请帮助我对Conway的生活游戏的基本java实现
我花了很长时间试图编写一个程序来实现康威的生活游戏 – 链接更多信息。 。 我正在关注一些在线指南,并获得了大部分function。 我写了下面显示的“下一个”和“邻居”方法。 谁能告诉我这些是不是很好的实施,以及它们如何变得更好呢?
练习的目的是不修改或改变任何其他方法,只需编写下一个方法! 🙂
import java.io.*; import java.util.Random; public class Life { private boolean[][] cells; public static void main( String[] args ) { Life generation = new Life( ); for (int i = 0; i != 10; i++) { System.out.println( generation ); generation.next( ); } } // Constructors public void next (){ int SIZE; SIZE=cells.length; boolean[][] tempCells = new boolean [SIZE] [SIZE]; for( int i=0; i<SIZE; i++ ) { for( int j=0; j<SIZE; j++ ) { tempCells[i][j] = cells[i][j]; } } for (int row = 0; row < cells.length ; row++) { for (int col = 0 ; col 3 || neighbours(row, col) < 2 ) { tempCells[row][col] = false; } else if (neighbours(row, col) == 3 ) { tempCells[row][col] = true; } } } cells = tempCells; } public int neighbours (int row, int col) { int acc=0; for ( int i = row -1; i <= row + 1 ; i++) { for (int j = col -1 ; j <= col + 1 ; j++) { try { if (cells[i][j]==true && (i != row || j!=col)) { acc++; } } catch ( ArrayIndexOutOfBoundsException f) {continue;} } } return acc; } // Initialises 6 * 6 grid with Glider pattern. public Life( ) { final int SIZE = 8; // Arguably, this should have been a class (static) array. final int[][] pairs = {{2,4},{3,3},{1,2},{2,2},{3,2}}; cells = new boolean[ SIZE ][ ]; for (int row = 0; row < SIZE; row ++) { cells[ row ] = new boolean[ SIZE ]; } for (int pair = 0; pair < pairs.length; pair ++) { final int row = pairs[ pair ][ 0 ]; final int col = pairs[ pair ][ 1 ]; cells[ row ][ col ] = true; } } // Initialise size * size grid with random cells. //public Life( int size ) { //final Random rand = new Random( ); //cells = new boolean[ size ][ ]; //for (int row = 0; row < size; row ++) { //cells[ row ] = new boolean[ size ]; //for (int col = 0; col < size; col ++) { //cells[ row ][ col ] = (rand.nextInt( 2 ) == 0); //} //} //} // Public methods and helper methods. @Override public String toString( ) { String result = ""; for (int row = 0; row < cells.length; row ++) { final boolean[] column = cells[ row ]; for (int col = 0; col < column.length; col ++) { result = result + (column[ col ] ? "x" : "."); } result = result + "\n"; } return result; } } 您不需要将cells的内容复制到tempCells (下一个第一个嵌套循环)。 相反,您可以在下一个循环中向if – else添加一个额外的子句。 此外,存储来自neighbours的结果对于速度和清晰度来说都是一个好主意。

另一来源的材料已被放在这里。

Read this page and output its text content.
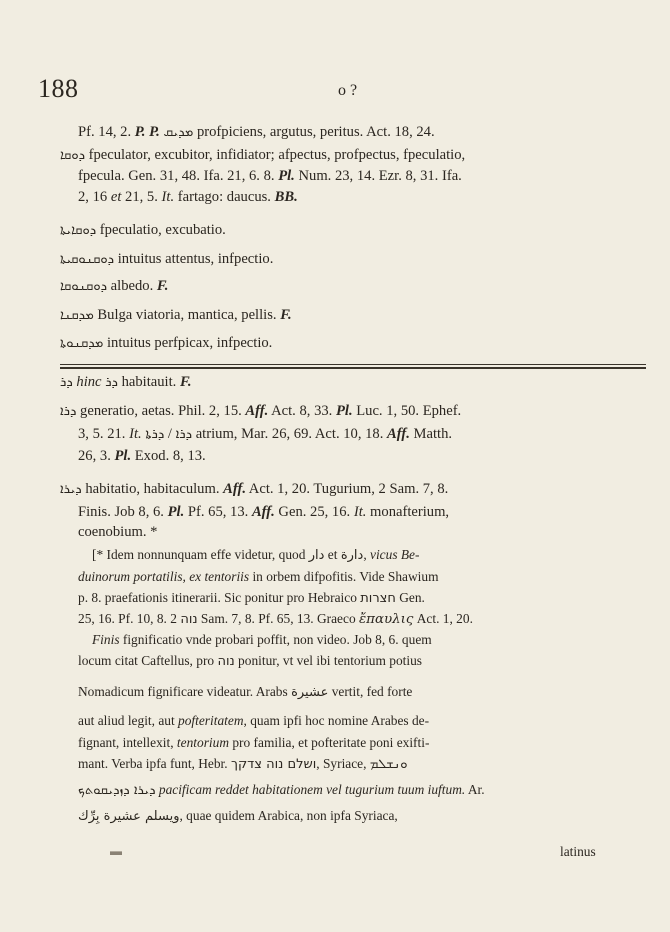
188	o ?
Pf. 14, 2. P. P. ܡܕܝܩ profpiciens, argutus, peritus. Act. 18, 24.
ܕܘܩܐ fpeculator, excubitor, infidiator; afpectus, profpectus, fpeculatio,
fpecula. Gen. 31, 48. Ifa. 21, 6. 8. Pl. Num. 23, 14. Ezr. 8, 31. Ifa.
2, 16 et 21, 5. It. fartago: daucus. BB.
ܕܘܩܐܝܬܐ fpeculatio, excubatio.
ܕܘܩܢܘܩܝܬܐ intuitus attentus, infpectio.
ܕܘܩܢܘܩܐ albedo. F.
ܡܕܩܢܐ Bulga viatoria, mantica, pellis. F.
ܡܕܩܢܘܬܐ intuitus perfpicax, infpectio.
ܕܪ hinc ܕܪ habitauit. F.
ܕܪܐ generatio, aetas. Phil. 2, 15. Aff. Act. 8, 33. Pl. Luc. 1, 50. Ephef.
3, 5. 21. It.	ܕܪܐ / ܕܪܬܐ atrium, Mar. 26, 69. Act. 10, 18. Aff. Matth.
26, 3. Pl. Exod. 8, 13.
ܕܝܪܐ habitatio, habitaculum. Aff. Act. 1, 20. Tugurium, 2 Sam. 7, 8.
Finis. Job 8, 6. Pl. Pf. 65, 13. Aff. Gen. 25, 16. It. monafterium,
coenobium. *
[* Idem nonnunquam effe videtur, quod دار et دارة, vicus Be-
duinorum portatilis, ex tentoriis in orbem difpofitis. Vide Shawium
p. 8. praefationis itinerarii. Sic ponitur pro Hebraico חצרות Gen.
25, 16. Pf. 10, 8. נוה 2 Sam. 7, 8. Pf. 65, 13. Graeco ἔπαυλις Act. 1, 20.
Finis fignificatio vnde probari poffit, non video. Job 8, 6. quem
locum citat Caftellus, pro נוה ponitur, vt vel ibi tentorium potius
Nomadicum fignificare videatur. Arabs عشيرة vertit, fed forte
aut aliud legit, aut pofteritatem, quam ipfi hoc nomine Arabes de-
fignant, intellexit, tentorium pro familia, et pofteritate poni exifti-
mant. Verba ipfa funt, Hebr. ושלם נוה צדקך, Syriace, ܘܢܫܠܡ
ܕܝܪܐ ܕܙܕܝܩܘܬܟ pacificam reddet habitationem vel tugurium tuum iuftum. Ar.
ويسلم عشيرة بِرِّك, quae quidem Arabica, non ipfa Syriaca,
latinus
▬
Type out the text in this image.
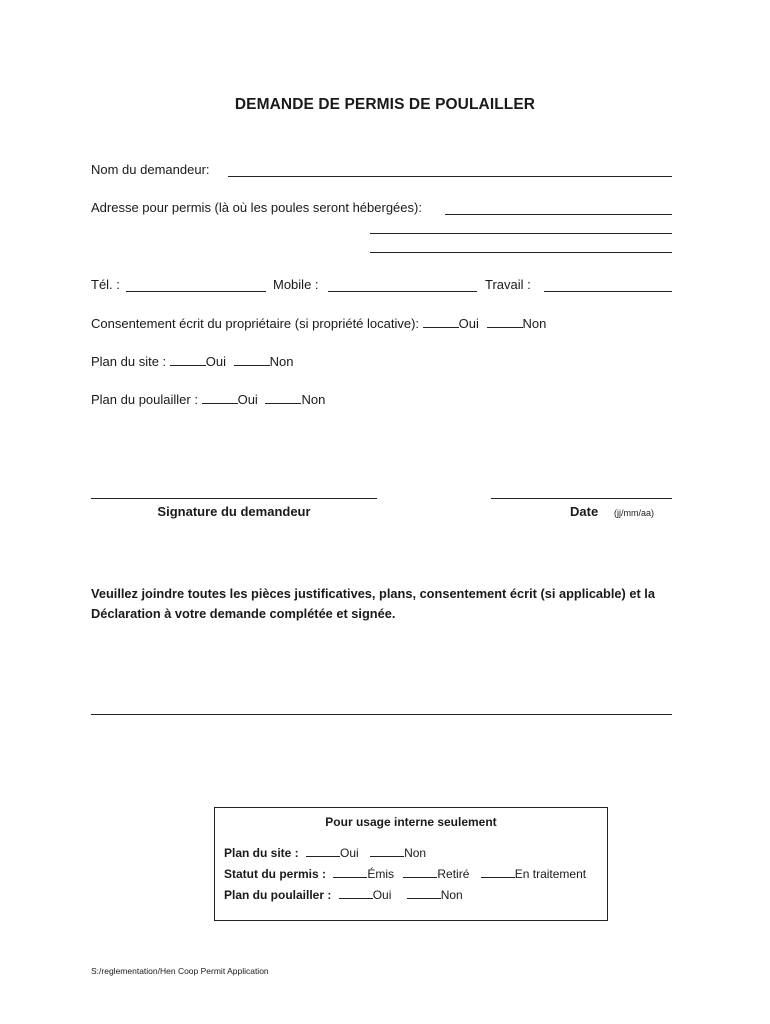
DEMANDE DE PERMIS DE POULAILLER
Nom du demandeur:
Adresse pour permis (là où les poules seront hébergées):
Tél. :	Mobile :	Travail :
Consentement écrit du propriétaire (si propriété locative):	Oui	Non
Plan du site :	Oui	Non
Plan du poulailler :	Oui	Non
Signature du demandeur	Date (jj/mm/aa)
Veuillez joindre toutes les pièces justificatives, plans, consentement écrit (si applicable) et la
Déclaration à votre demande complétée et signée.
Pour usage interne seulement
Plan du site :	Oui	Non
Statut du permis :	Émis	Retiré	En traitement
Plan du poulailler :	Oui	Non
S:/reglementation/Hen Coop Permit Application
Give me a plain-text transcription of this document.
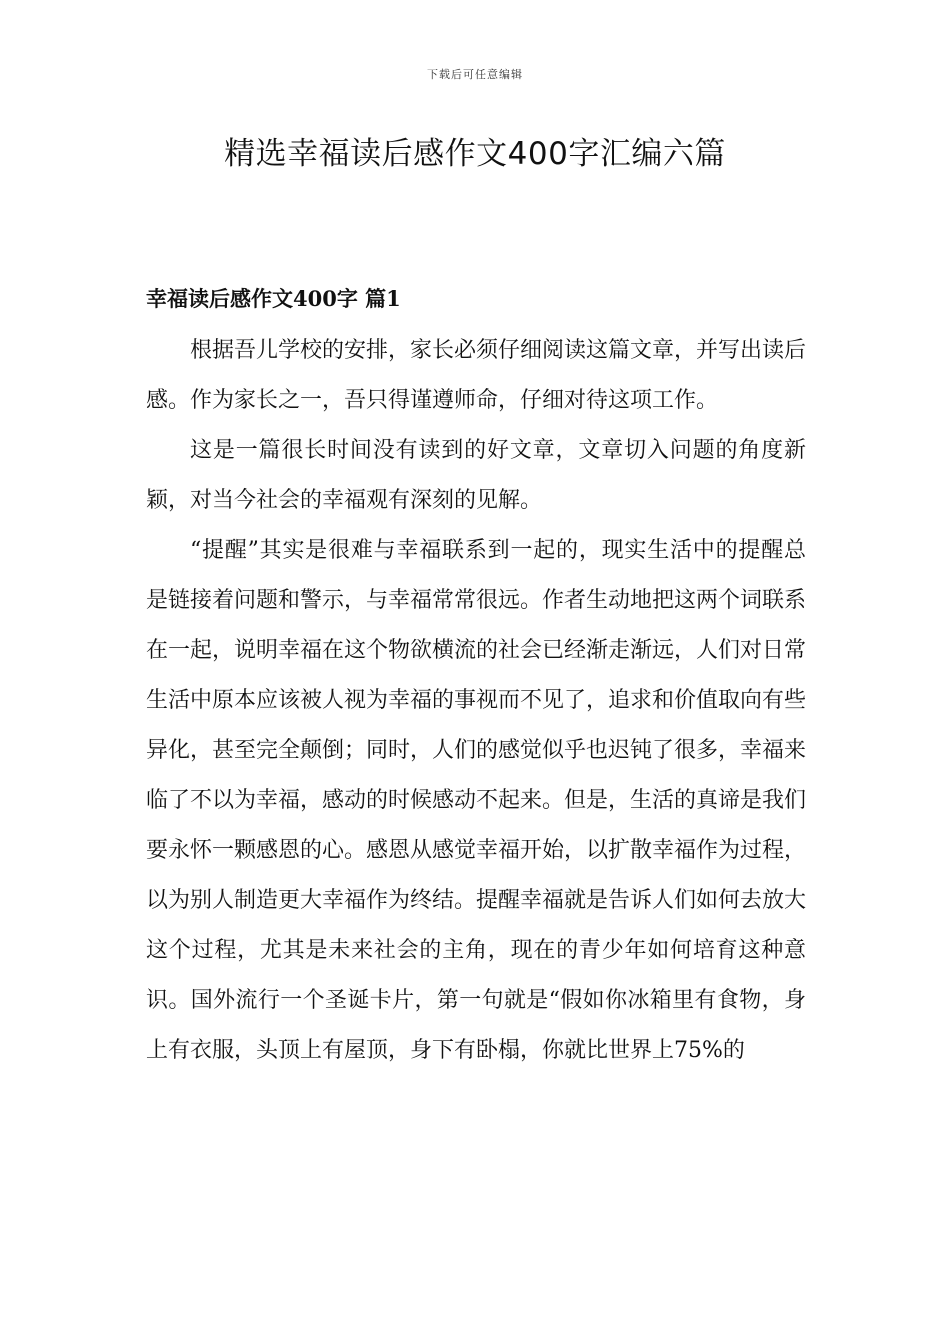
下载后可任意编辑
精选幸福读后感作文400字汇编六篇
幸福读后感作文400字 篇1

根据吾儿学校的安排，家长必须仔细阅读这篇文章，并写出读后感。作为家长之一，吾只得谨遵师命，仔细对待这项工作。

这是一篇很长时间没有读到的好文章，文章切入问题的角度新颖，对当今社会的幸福观有深刻的见解。

“提醒”其实是很难与幸福联系到一起的，现实生活中的提醒总是链接着问题和警示，与幸福常常很远。作者生动地把这两个词联系在一起，说明幸福在这个物欲横流的社会已经渐走渐远，人们对日常生活中原本应该被人视为幸福的事视而不见了，追求和价值取向有些异化，甚至完全颠倒；同时，人们的感觉似乎也迟钝了很多，幸福来临了不以为幸福，感动的时候感动不起来。但是，生活的真谛是我们要永怀一颗感恩的心。感恩从感觉幸福开始，以扩散幸福作为过程，以为别人制造更大幸福作为终结。提醒幸福就是告诉人们如何去放大这个过程，尤其是未来社会的主角，现在的青少年如何培育这种意识。国外流行一个圣诞卡片，第一句就是“假如你冰箱里有食物，身上有衣服，头顶上有屋顶，身下有卧榻，你就比世界上75%的
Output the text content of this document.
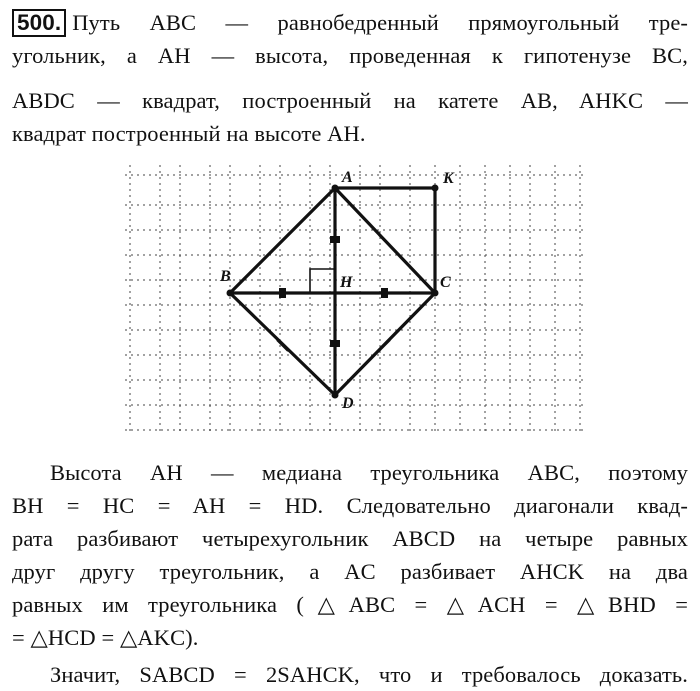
500. Путь ABC — равнобедренный прямоугольный тре-
угольник, а AH — высота, проведенная к гипотенузе BC,
ABDC — квадрат, построенный на катете AB, AHKC —
квадрат построенный на высоте AH.
A	K
B	H	C
D
Высота AH — медиана треугольника ABC, поэтому
BH = HC = AH = HD. Следовательно диагонали квад-
рата разбивают четырехугольник ABCD на четыре равных
друг другу треугольник, а AC разбивает AHCK на два
равных им треугольника (△ABC = △ACH = △BHD =
= △HCD = △AKC).
Значит, SABCD = 2SAHCK, что и требовалось доказать.
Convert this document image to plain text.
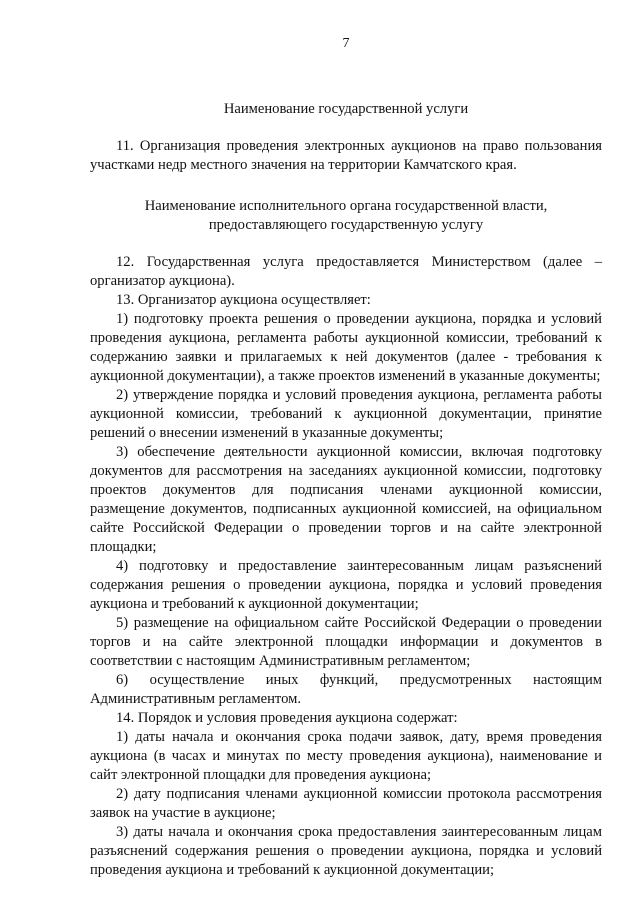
7
Наименование государственной услуги

11. Организация проведения электронных аукционов на право пользования участками недр местного значения на территории Камчатского края.

Наименование исполнительного органа государственной власти, предоставляющего государственную услугу

12. Государственная услуга предоставляется Министерством (далее – организатор аукциона).

13. Организатор аукциона осуществляет:

1) подготовку проекта решения о проведении аукциона, порядка и условий проведения аукциона, регламента работы аукционной комиссии, требований к содержанию заявки и прилагаемых к ней документов (далее - требования к аукционной документации), а также проектов изменений в указанные документы;

2) утверждение порядка и условий проведения аукциона, регламента работы аукционной комиссии, требований к аукционной документации, принятие решений о внесении изменений в указанные документы;

3) обеспечение деятельности аукционной комиссии, включая подготовку документов для рассмотрения на заседаниях аукционной комиссии, подготовку проектов документов для подписания членами аукционной комиссии, размещение документов, подписанных аукционной комиссией, на официальном сайте Российской Федерации о проведении торгов и на сайте электронной площадки;

4) подготовку и предоставление заинтересованным лицам разъяснений содержания решения о проведении аукциона, порядка и условий проведения аукциона и требований к аукционной документации;

5) размещение на официальном сайте Российской Федерации о проведении торгов и на сайте электронной площадки информации и документов в соответствии с настоящим Административным регламентом;

6) осуществление иных функций, предусмотренных настоящим Административным регламентом.

14. Порядок и условия проведения аукциона содержат:

1) даты начала и окончания срока подачи заявок, дату, время проведения аукциона (в часах и минутах по месту проведения аукциона), наименование и сайт электронной площадки для проведения аукциона;

2) дату подписания членами аукционной комиссии протокола рассмотрения заявок на участие в аукционе;

3) даты начала и окончания срока предоставления заинтересованным лицам разъяснений содержания решения о проведении аукциона, порядка и условий проведения аукциона и требований к аукционной документации;
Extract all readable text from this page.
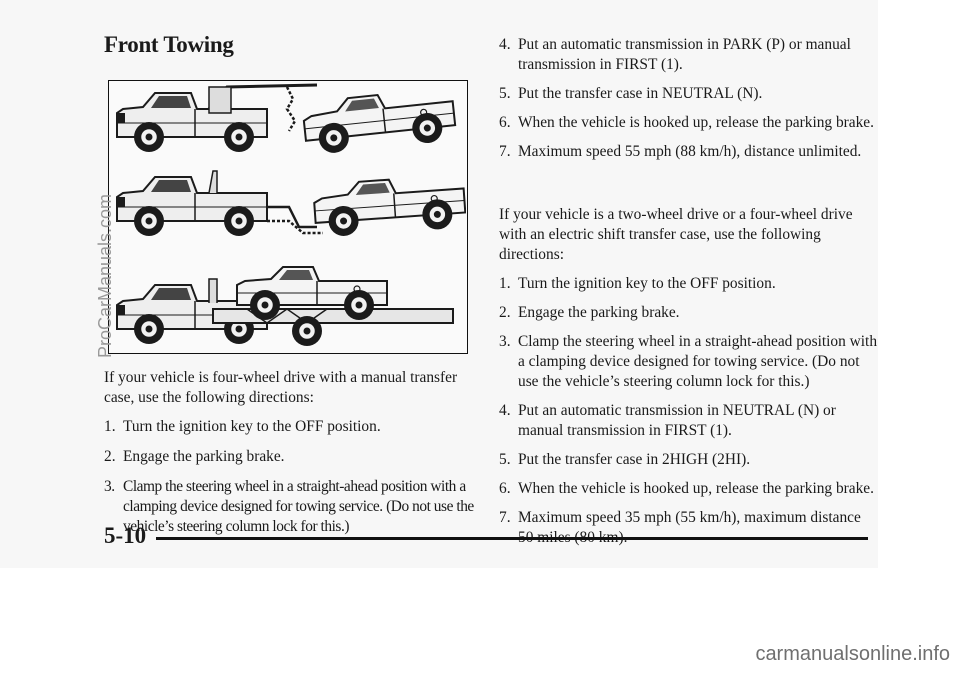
Front Towing

If your vehicle is four-wheel drive with a manual transfer case, use the following directions:

1. Turn the ignition key to the OFF position.

2. Engage the parking brake.

3. Clamp the steering wheel in a straight-ahead position with a clamping device designed for towing service. (Do not use the vehicle’s steering column lock for this.)

4. Put an automatic transmission in PARK (P) or manual transmission in FIRST (1).

5. Put the transfer case in NEUTRAL (N).

6. When the vehicle is hooked up, release the parking brake.

7. Maximum speed 55 mph (88 km/h), distance unlimited.

If your vehicle is a two-wheel drive or a four-wheel drive with an electric shift transfer case, use the following directions:

1. Turn the ignition key to the OFF position.

2. Engage the parking brake.

3. Clamp the steering wheel in a straight-ahead position with a clamping device designed for towing service. (Do not use the vehicle’s steering column lock for this.)

4. Put an automatic transmission in NEUTRAL (N) or manual transmission in FIRST (1).

5. Put the transfer case in 2HIGH (2HI).

6. When the vehicle is hooked up, release the parking brake.

7. Maximum speed 35 mph (55 km/h), maximum distance

5-10
ProCarManuals.com
carmanualsonline.info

for (int row = 0; row < cells.length ; row++) for (int col = 0 ; col < cells[row].length ; col++) { int n = neighbours(row,col); if (n > 3 || n < 2) tempCells[row][col] = false; else if (n == 3) tempCells[row][col] = true; else tempCells[row][col] = cells[row][col]; }
(除此之外,看起来很好,但我还没有运行并测试过您的代码。)
不要使用ArrayIndexOutOfBoundException来计算边界外(OOB)条件。 它会杀死性能。 更好地使用环绕机制来像处理球体一样处理你的数组,这样你根本就不会遇到OOB。 你可以尝试这样的事情:
public Cell[] getNeighbours(int i, int j) { int i2 = i - 1, i3 = i + 1, j2 = j - 1, j3 = j + 1; if (i2 == -1) i2 = board.length - 1; if (i3 == (board.length)) i3 = 0; if (j2 == -1) j2 = board[i].length - 1; if (j3 == (board[i].length)) j3 = 0; return new Cell[]{board[i2][j2], board[i2][j], board[i2][j3], board[i][j2], board[i][j3], board[i3][j2], board[i3][j], board[i3][j3]};
}
然后,您可以遍历返回的数组并检查其中有多少是活着的并返回该计数。